Petit à petit, je me suis vue en train de prendre la voie de ceux qui survivent et de m’éloigner de ceux qui vivent.
Mais qui es-tu pour réussir de cette façon à influencer mes décisions ? Toi, la Peur.
Je pense que tout le monde te connait, et pourtant tu te présentes différemment à chacun d’entre nous. Pour ma part, c’est une sorte de promesse faite entre nous : si je t’écoute, je ne souffrirai pas, je serai en sécurité et personne ne pourra me faire de mal.
Mais aujourd’hui, je me rends compte que les choix que je fais dans ma vie de tous les jours ne sont pas « garantis » sans souffrance, même si je t’écoute.
Tu ne peux, et tu le sais bien, rien me promettre, parce que d’une part, il y a mes peurs, celles qui m’appartiennent mais d’autre part, il y a aussi les peurs des autres, celles de mes proches, qui sont les leurs et qu’ils peuvent aussi, projeter sur moi, souvent parce qu’ils m’aiment (« ne fais pas ceci, tu vas tomber », « fais plutôt ça et tu seras bien vue ou heureuse »).
Là où je te donne raison, c’est que oui, la vie peut faire souffrir, pleurer, se sentir mal, seul, impuissant, … MAIS je ne crois plus, que de t’écouter pour faire mes choix y change, au final, quoi que ce soit ! Par exemple, personnellement, je choisis très souvent de ne pas exprimer ma vraie opinion sur les choses, à certaines personnes en particulier, de peur qu’ils me rejettent. Donc, je passe beaucoup de temps à ne pas être moi-même, sur tes « bons » conseils, alors que j’en souffre énormément ! J’en arrive finalement à souffrir « par peur de… ». Je ne me respecte pas et je m’en veux.
Alors aujourd’hui (même si cela prendra certainement du temps), c’est moi également qui décide de te dire au revoir.
J’ai donc décidé depuis peu, de sortir de cette zone d’inconfort et d’assumer qui je suis et ce que je pense au quotidien, parce que je préfère prendre le risque d’être rejetée pour qui je suis plutôt que pour quelqu’un que je ne suis pas !
Je suis plus que jamais convaincue que pour vivre une vie heureuse, enrichissante, remplie d’expériences qui me permettent d’évoluer, je dois prendre ce que tu appelles des risques et s’aventurer en terrain inconnu.
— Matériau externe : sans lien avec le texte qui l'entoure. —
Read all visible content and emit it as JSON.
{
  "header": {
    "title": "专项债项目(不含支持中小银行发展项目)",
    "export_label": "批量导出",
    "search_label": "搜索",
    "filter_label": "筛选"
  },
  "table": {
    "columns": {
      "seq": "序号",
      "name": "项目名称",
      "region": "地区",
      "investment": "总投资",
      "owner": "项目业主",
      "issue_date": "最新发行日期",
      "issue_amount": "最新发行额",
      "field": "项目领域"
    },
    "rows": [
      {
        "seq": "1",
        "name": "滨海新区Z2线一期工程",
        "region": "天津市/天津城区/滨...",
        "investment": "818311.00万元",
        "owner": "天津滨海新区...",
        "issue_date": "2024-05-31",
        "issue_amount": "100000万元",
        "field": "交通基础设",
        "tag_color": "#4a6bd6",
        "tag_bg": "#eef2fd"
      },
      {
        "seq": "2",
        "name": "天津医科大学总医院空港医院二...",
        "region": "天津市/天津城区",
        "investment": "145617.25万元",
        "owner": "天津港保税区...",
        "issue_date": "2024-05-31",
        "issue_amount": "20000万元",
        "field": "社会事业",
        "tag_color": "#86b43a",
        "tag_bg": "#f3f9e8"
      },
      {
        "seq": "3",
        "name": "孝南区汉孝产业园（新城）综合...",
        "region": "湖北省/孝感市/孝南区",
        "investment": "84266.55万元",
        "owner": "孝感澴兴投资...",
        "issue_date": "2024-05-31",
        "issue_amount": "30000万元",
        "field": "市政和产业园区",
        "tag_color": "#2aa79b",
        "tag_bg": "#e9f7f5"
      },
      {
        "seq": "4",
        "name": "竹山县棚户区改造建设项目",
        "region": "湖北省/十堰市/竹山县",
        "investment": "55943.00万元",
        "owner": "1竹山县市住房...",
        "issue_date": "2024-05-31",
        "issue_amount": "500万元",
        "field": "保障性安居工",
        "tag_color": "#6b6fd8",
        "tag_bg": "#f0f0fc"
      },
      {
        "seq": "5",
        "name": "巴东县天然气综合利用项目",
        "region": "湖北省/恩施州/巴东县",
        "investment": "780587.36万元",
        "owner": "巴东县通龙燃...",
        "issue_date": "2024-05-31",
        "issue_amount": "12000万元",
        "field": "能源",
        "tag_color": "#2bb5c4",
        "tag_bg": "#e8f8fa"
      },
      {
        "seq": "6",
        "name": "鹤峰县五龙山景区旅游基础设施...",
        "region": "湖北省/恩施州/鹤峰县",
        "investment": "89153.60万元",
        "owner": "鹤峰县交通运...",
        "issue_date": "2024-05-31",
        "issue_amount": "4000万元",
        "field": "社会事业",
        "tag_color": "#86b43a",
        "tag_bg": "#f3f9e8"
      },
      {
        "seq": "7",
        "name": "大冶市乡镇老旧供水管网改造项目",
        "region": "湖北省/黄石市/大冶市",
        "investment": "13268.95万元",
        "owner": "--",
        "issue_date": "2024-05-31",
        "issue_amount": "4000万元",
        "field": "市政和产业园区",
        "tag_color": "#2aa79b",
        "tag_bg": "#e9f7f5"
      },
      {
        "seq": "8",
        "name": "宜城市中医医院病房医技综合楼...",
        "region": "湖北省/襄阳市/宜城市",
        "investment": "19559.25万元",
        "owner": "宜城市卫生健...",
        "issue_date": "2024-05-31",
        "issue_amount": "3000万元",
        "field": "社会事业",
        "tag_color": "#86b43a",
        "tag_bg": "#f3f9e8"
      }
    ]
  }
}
Et tu sais quoi, Peur ? Depuis que j’ai pris conscience de cela, je constate que les choix que je fais « sans peur » sont toujours justes pour moi. Parfois le positif attendu n’est pas au rendez-vous mais j’avance en fonction de qui je suis. De quoi devrais-tu encore me protéger, si je fais MON choix, celui que me dicte mon cœur, ou mes tripes comme on dit ? L’envie de vivre devient, pour moi, plus forte que celle, illusoire, d’être en sécurité tout le temps. Je décide, dès maintenant, en fonction de qui je suis et plus en fonction de tes murmures à mon oreille. Salut !
Je terminerai par te dire que je ne t’en veux pas, ma peur. Ta place dans ma vie, je te l’ai donnée, je serais donc malhonnête de dire que tout est de ta faute, et même si je ne l’ai pas décidé de manière consciente, c’est moi, et moi seule qui t’ai laissé la prendre.
Alors aujourd’hui (même si cela prendra certainement du temps), c’est moi également qui décide de te dire au revoir.